2003 OPEN FORUM Abstracts
EHLER-DANLOS SYNDROME (EDS) PRESENTING AS RESPIRATORY FAILURE.
Jessica L. Dietrich, BS, RRT; Luca M. Bigatello, MD; Dean R. Hess, PhD, RRT,
FAARC. Massachusetts General Hospital and Harvard Medical School, Boston MA.
Introduction: EDS is a group of autosomal dominant connective tissue disorders with an
incidence of 1/150,000. The classic symptoms are joint hypermobility, hyperelasticity of the
skin (soft, thin, and fragile), dystrophic scars, and excessive bleeding manifested by bruises
and hematomas. The basic defect is in the synthesis and/or processing of collagen type I and
III which leads to low tensile strength of the skin and arterial walls. Three mechanisms are
known to occur with EDS: 1) deficiency of the collagen processing enzymes lysylhydroxylase
and procollagen N-peptidase, 2) dominant-negative effects of mutant collagen
alpha-chains, and 3) haploinsufficiency (mutation in a single allele in which one normal allele
is not sufficient for a normal phenotype). The diagnosis is based on clinical findings and
family history, DNA analysis for the specific gene defect, and skin fibroblast culture.
Treatment is supportive and life expectancy is normal in the majority of cases. In an extensive
literature search, we could identify no previously published case of EDS presenting as
respiratory failure.
Case Summary: A 20 yr old female was transferred to our tertiary
hospital with a history of end-stage pulmonary disease. The etiology was felt to be EDS Type
III/IV with widespread bronchiectasis. Prior medical history included asthma at age 8 yrs
(details unclear), a family history of EDS type III/IV in her mother and grandmother, anxiety,
and use of home oxygen and BiPAP. Pulmonary function testing showed both obstructive and
restrictive components. Baseline arterial blood gases revealed a compensated respiratory
acidosis (pH 7.35, PaCO2 90 mm Hg). She was intubated
secondary to acute respiratory failure. Her chest x-ray
showed severe hyperinflation. Mechanical ventilation was
complicated by the presence of high airways resistance,
low respiratory system compliance, and severe auto-PEEP
(often >10 cm H2O). She could not tolerate pressure
support ventilation and multiple attempts to discontinue
ventilatory support failed. Ventilator settings were tidal
volume 250 - 300 mL, rate 20 - 30/min, PEEP 8 - 12 cm
H2O (to counterbalance auto-PEEP), and FIO2 0.4 - 0.5.

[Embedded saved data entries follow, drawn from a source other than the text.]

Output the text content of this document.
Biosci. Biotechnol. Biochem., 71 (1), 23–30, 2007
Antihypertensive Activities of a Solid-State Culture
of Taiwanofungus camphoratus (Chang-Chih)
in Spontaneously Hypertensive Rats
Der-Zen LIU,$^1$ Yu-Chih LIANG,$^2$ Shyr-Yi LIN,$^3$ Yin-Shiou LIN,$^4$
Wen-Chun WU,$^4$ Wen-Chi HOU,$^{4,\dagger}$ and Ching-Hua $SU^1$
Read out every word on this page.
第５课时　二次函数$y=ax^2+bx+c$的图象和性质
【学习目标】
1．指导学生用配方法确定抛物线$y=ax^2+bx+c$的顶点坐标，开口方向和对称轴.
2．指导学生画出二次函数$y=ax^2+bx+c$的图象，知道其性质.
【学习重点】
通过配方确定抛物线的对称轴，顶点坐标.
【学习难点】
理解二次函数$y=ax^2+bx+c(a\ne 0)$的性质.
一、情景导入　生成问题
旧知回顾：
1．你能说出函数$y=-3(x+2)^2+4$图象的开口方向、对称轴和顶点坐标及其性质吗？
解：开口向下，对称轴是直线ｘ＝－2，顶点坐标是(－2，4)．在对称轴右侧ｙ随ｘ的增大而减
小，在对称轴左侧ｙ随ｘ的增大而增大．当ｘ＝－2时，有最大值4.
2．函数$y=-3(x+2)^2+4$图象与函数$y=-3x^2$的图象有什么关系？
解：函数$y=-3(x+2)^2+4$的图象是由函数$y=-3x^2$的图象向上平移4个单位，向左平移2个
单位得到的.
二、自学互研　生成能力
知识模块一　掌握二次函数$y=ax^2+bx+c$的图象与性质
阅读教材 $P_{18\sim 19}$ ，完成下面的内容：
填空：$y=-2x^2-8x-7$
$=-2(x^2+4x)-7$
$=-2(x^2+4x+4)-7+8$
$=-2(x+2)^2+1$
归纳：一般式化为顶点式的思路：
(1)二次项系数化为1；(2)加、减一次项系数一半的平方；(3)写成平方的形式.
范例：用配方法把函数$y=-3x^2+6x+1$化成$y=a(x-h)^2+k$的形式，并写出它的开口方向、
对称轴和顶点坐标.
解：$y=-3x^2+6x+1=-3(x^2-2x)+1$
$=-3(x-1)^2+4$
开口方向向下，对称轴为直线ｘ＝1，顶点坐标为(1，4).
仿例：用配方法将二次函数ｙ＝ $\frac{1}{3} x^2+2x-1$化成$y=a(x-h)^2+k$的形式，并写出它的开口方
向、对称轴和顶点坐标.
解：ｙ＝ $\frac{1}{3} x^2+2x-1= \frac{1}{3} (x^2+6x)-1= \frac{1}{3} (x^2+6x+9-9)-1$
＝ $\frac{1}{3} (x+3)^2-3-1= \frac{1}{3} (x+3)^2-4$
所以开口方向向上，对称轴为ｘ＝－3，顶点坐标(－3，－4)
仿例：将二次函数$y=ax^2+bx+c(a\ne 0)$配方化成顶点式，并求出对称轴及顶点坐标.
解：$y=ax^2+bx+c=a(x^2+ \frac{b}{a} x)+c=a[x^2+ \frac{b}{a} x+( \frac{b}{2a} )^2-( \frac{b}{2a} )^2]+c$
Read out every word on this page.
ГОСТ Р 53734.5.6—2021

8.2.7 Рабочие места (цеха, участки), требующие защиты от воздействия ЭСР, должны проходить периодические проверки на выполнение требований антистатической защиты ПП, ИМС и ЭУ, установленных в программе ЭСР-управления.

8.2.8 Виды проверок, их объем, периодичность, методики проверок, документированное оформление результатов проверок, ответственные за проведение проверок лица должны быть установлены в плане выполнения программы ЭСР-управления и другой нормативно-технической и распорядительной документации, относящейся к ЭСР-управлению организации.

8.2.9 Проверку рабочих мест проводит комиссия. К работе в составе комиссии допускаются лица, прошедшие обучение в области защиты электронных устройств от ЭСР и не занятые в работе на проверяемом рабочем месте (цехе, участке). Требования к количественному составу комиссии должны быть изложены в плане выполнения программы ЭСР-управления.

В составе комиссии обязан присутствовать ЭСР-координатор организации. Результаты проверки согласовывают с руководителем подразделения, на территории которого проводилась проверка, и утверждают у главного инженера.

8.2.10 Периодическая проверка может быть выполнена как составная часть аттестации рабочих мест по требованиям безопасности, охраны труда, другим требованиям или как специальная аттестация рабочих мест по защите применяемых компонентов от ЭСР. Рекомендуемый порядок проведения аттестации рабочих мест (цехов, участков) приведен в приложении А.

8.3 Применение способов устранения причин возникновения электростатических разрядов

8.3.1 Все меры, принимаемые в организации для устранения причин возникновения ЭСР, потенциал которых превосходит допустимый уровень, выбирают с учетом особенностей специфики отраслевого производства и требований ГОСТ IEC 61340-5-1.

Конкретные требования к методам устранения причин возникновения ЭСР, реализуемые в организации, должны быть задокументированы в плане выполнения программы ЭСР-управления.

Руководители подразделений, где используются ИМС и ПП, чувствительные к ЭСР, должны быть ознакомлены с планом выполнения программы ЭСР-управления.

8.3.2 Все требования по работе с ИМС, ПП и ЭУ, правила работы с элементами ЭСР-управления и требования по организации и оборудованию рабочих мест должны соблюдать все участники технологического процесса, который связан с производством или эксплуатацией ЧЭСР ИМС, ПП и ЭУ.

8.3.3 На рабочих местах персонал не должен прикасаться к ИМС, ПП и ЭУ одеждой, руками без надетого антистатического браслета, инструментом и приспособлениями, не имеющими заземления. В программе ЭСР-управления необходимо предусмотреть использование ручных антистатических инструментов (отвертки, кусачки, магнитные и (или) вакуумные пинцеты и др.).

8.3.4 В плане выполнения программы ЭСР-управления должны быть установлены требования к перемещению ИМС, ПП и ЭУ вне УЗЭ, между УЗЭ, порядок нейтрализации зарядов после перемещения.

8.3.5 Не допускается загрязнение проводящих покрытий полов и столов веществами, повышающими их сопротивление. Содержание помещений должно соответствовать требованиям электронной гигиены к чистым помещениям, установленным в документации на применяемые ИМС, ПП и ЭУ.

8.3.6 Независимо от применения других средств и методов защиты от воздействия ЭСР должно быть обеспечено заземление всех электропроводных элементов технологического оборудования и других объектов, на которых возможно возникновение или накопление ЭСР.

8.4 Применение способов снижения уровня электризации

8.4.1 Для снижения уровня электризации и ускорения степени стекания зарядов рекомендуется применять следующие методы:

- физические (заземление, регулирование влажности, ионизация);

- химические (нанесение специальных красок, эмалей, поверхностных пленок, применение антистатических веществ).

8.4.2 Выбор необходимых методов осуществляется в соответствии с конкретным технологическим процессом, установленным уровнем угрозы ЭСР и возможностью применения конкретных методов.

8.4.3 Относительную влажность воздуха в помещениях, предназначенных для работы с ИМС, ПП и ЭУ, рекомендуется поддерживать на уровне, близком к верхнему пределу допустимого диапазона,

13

Tracheostomy was performed due to her persistent
respiratory failure. Despite her respiratory failure, she was
able to feed herself, ambulate with a portable volume
ventilator, and navigate the Internet. Due to her ventilator
dependence, she was transferred to a rehabilitation hospital, where she is awaiting lung
transplantation.
Discussion: There are several lines of evidence linking EDS with this
patient's pulmonary function: 1) EDS is a connective tissue disorder affecting collagen and
the lungs contain collagen and elastin fibers (collagen represents 15% to 20% of lung dry
weight); 2) Type IV EDS is known to produce a biochemical defect of collagen type III, and
collagen types I and III are major types of collagen within the matrix of the alveolar septa,
airways, and blood vessels. To our knowledge, this is the first reported case of EDS
presenting as end-stage respiratory failure.